Cemento
Me despierto, me lavo la cara, me voy a la cocina. Mi madre me dice buenos días, me manda otra vez al baño a recogerme esos pelos de loca que llevo y, mientras, me pone el desayuno. Cuando vuelvo, en la mesa está mi tazón de leche, y, al lado, un bote de colacao, otro de gofio y otro de cemento. Elijo cemento. Le pongo dos cucharadas a la leche y la remuevo. Veo cómo va naciendo un puerto deportivo pequeñito en la ladera norte del tazón. Luego nace un hotel con talasoterapia y playa artificial.
Mi madre me dice que me beba la leche, pero a mí me da noSequé.
Geyperman hombres–rana
Cuando Juan tenía diez años pidió para Reyes los geyperman hombres–rana. En la caja que había visto en el escaparate del Palacio de los Juguetes venían dos, cada uno con su traje de neopreno, sus aletas, sus gafas, su bombona de oxígeno y su cuchillo amarrado al tobillo. Venía también una zodiac pequeña y un tiburón gris con la boca muy abierta.

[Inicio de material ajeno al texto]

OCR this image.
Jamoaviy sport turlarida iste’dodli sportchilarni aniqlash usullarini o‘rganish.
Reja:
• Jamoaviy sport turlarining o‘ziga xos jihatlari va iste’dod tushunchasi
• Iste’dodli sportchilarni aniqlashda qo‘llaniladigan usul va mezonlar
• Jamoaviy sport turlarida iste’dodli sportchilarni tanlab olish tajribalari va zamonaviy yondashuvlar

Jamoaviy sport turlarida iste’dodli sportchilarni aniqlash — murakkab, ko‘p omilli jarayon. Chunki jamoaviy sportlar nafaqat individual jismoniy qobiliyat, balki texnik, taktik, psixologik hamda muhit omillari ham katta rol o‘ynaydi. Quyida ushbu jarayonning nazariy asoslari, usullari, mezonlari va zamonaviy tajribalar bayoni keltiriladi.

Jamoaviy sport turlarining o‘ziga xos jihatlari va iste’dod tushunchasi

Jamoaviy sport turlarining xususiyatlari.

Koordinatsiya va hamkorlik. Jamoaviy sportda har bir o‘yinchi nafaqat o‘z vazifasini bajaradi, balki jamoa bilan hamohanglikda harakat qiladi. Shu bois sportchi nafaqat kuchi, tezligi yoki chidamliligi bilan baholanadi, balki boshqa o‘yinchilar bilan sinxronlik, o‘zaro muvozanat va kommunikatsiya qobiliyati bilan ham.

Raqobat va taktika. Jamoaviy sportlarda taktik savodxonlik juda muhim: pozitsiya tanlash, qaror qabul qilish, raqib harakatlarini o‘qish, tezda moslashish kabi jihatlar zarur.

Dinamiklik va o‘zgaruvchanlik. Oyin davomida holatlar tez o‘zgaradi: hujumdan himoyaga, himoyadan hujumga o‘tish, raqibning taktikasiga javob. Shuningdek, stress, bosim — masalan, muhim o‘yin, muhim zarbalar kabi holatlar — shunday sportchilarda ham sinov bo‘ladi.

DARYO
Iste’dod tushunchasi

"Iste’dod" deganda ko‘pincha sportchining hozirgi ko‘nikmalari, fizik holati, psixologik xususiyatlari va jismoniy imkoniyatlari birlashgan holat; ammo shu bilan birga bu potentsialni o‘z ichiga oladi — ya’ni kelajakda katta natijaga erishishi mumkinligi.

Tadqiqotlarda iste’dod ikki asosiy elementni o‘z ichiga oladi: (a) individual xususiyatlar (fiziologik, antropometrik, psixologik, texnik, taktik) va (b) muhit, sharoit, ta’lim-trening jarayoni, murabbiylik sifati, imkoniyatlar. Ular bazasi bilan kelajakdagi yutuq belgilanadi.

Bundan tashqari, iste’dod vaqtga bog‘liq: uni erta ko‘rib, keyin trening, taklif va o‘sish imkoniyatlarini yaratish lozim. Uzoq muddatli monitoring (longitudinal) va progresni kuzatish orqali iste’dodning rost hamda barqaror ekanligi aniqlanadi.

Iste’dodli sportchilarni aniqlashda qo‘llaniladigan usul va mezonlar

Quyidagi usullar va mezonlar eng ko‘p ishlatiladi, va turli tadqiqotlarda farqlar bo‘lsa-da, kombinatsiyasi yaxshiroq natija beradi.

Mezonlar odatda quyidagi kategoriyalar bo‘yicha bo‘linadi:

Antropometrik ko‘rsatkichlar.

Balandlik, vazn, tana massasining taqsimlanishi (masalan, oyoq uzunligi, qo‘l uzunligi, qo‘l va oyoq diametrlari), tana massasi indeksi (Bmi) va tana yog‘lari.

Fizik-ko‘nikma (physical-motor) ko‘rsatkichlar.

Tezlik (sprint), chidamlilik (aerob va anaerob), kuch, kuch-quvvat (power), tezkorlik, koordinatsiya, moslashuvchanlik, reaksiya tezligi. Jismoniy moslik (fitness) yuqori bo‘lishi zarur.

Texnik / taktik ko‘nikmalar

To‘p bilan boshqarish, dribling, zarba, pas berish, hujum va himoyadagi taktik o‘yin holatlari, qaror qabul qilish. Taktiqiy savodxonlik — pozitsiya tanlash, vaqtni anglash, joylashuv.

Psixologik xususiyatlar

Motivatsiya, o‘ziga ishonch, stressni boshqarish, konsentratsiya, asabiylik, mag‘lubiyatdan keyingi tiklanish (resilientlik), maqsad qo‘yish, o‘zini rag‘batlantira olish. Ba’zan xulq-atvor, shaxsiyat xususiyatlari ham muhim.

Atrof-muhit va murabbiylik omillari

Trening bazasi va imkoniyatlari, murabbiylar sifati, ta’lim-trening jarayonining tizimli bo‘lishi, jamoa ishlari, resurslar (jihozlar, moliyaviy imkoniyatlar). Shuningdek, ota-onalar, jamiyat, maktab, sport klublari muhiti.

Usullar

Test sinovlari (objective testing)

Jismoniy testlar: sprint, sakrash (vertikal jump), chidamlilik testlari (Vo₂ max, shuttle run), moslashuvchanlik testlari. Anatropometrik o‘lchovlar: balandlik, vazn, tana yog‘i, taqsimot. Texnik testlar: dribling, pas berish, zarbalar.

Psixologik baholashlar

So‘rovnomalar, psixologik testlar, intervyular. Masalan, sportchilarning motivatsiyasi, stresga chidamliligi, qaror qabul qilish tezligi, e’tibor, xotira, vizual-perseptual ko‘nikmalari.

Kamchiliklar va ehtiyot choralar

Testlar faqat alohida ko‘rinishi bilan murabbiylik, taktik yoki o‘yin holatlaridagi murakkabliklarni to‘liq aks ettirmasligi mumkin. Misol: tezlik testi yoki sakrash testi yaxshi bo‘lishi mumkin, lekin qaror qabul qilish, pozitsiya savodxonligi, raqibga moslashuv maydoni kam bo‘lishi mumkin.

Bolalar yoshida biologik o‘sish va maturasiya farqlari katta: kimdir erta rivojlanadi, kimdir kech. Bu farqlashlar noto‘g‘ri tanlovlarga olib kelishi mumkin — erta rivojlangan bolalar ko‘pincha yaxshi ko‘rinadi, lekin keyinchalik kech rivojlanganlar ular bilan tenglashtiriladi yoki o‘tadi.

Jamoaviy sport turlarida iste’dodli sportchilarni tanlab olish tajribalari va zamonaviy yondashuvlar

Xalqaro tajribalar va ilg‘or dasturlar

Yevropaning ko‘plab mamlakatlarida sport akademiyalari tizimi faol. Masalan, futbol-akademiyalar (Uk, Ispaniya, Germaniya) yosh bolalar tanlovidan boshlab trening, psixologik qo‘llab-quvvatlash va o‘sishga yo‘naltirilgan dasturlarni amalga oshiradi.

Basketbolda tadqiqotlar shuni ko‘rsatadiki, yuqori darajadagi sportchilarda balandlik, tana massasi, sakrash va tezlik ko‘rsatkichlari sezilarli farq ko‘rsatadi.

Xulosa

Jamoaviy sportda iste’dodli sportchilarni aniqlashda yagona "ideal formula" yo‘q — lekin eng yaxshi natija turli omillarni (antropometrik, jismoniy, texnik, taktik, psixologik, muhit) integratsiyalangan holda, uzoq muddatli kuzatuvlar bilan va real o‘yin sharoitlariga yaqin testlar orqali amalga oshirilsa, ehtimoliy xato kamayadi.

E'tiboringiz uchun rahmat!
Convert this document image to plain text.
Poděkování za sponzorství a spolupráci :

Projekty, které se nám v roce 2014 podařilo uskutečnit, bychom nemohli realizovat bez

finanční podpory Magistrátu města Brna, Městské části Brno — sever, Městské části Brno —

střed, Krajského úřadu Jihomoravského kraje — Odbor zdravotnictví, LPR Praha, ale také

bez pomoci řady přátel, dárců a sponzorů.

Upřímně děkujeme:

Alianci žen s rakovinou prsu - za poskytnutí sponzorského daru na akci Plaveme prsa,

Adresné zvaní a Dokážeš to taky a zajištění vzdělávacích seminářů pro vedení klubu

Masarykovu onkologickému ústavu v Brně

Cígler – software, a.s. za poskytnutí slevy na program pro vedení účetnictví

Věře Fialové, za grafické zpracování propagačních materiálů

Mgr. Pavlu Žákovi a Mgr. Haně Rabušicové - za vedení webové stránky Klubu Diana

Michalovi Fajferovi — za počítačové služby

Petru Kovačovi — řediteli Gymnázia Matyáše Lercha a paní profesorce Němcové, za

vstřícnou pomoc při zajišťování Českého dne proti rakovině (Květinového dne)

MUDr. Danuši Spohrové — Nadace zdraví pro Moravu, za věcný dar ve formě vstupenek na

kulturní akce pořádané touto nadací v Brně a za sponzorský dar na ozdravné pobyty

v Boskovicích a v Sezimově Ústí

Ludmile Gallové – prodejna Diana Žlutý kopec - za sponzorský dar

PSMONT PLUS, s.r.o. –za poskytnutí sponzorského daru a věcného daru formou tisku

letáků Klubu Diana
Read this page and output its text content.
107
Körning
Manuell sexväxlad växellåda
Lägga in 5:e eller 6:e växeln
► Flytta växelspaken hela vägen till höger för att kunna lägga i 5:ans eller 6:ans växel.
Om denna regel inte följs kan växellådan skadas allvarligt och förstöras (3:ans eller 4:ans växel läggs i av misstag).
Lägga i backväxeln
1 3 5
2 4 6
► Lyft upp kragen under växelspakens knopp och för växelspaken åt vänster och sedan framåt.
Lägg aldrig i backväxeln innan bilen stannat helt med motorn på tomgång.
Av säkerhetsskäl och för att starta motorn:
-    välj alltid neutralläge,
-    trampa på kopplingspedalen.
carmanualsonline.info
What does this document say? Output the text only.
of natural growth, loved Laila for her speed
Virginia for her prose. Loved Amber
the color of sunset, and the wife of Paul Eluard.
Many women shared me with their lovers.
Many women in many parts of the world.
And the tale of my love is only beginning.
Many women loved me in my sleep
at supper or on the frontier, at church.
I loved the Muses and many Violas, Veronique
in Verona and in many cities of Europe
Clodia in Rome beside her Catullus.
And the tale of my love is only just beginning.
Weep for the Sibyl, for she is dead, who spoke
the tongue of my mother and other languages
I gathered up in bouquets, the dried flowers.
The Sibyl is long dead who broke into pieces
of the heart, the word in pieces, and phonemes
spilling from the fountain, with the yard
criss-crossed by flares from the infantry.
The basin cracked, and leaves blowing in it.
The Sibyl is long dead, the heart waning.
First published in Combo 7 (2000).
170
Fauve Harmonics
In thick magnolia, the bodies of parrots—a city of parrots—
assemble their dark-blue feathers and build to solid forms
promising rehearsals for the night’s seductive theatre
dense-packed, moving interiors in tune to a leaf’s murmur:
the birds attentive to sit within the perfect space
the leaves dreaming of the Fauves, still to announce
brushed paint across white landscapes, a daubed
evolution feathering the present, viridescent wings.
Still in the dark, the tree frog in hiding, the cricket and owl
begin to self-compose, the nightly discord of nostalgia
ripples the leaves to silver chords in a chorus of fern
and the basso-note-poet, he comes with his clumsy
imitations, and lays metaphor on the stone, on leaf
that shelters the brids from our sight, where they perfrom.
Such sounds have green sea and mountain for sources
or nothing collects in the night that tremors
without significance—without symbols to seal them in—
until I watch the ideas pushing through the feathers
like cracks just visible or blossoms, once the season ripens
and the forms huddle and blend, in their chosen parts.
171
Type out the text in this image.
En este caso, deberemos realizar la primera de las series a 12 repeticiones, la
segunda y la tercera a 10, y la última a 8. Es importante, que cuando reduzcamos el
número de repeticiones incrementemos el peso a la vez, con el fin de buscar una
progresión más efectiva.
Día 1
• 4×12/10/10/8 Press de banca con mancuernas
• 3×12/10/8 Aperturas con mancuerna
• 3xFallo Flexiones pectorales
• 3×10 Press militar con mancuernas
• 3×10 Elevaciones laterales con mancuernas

Amaneció el día de Reyes y a Juan le trajeron cuatro geyperman del salvaje oeste: dos soldados americanos y dos indios, dos con rifles y dos con tomahawks. Ningún hombre–rana. No entendió nada. La caja de cuatro geyperman, además, debía salir más cara que la de dos. Levantó la vista y se encontró con la mirada de su padre, que le preguntó “¿no te gustan?”. “Sí, sí me gustan”, mintió Juan, “pero como yo había pedido los hombres–rana...”. ”Estos son mucho mejores, ni punto de comparación”, dijo su padre. “Son los soldados del séptimo de caballería contra los apaches: puedes jugar a la conquista del oeste, dar tiros, hacer emboscadas, incendiar fuertes, arrancar cabelleras...”. Juan se calló. Él quería llevarse a los hombres–rana a la playa, meterlos en los charcos, enfrentarlos con pescados de verdad, dejar que los rejos de las aguavivas se les pegasen a los pies, ver cómo se los tragaban las arenas movedizas, ponerlos en la estela de los submarinos nucleares y rescatarlos de la muerte sólo en el último momento. Con los soldados y los indios no sabía qué hacer. Después de un par de días, como les estaba cogiendo coraje, los guardó en el fondo del ropero y procuró olvidarse de ellos.
Pasaron casi treinta años. Juan estaba en una juguetería enorme, comprando regalos de Reyes para sus niños. Y vio una caja de geyperman hombres–rana. Era igual. Sólo que en vez del tiburón, venía una raya con los ojos verdes, fosforescentes, y además una linterna de esas autopropulsadas que se ven en los documentales del fondo del mar. Juan se deslumbró y los compró. Luego, en casa, pensó a quién se los iba a regalar. Le tocaron a Pablo, que tenía diez años, y que no entendió nada cuando abrió el paquete y vio los geyperman hombres–rana. Porque él lo que había pedido era un juego de fórmula uno para la play.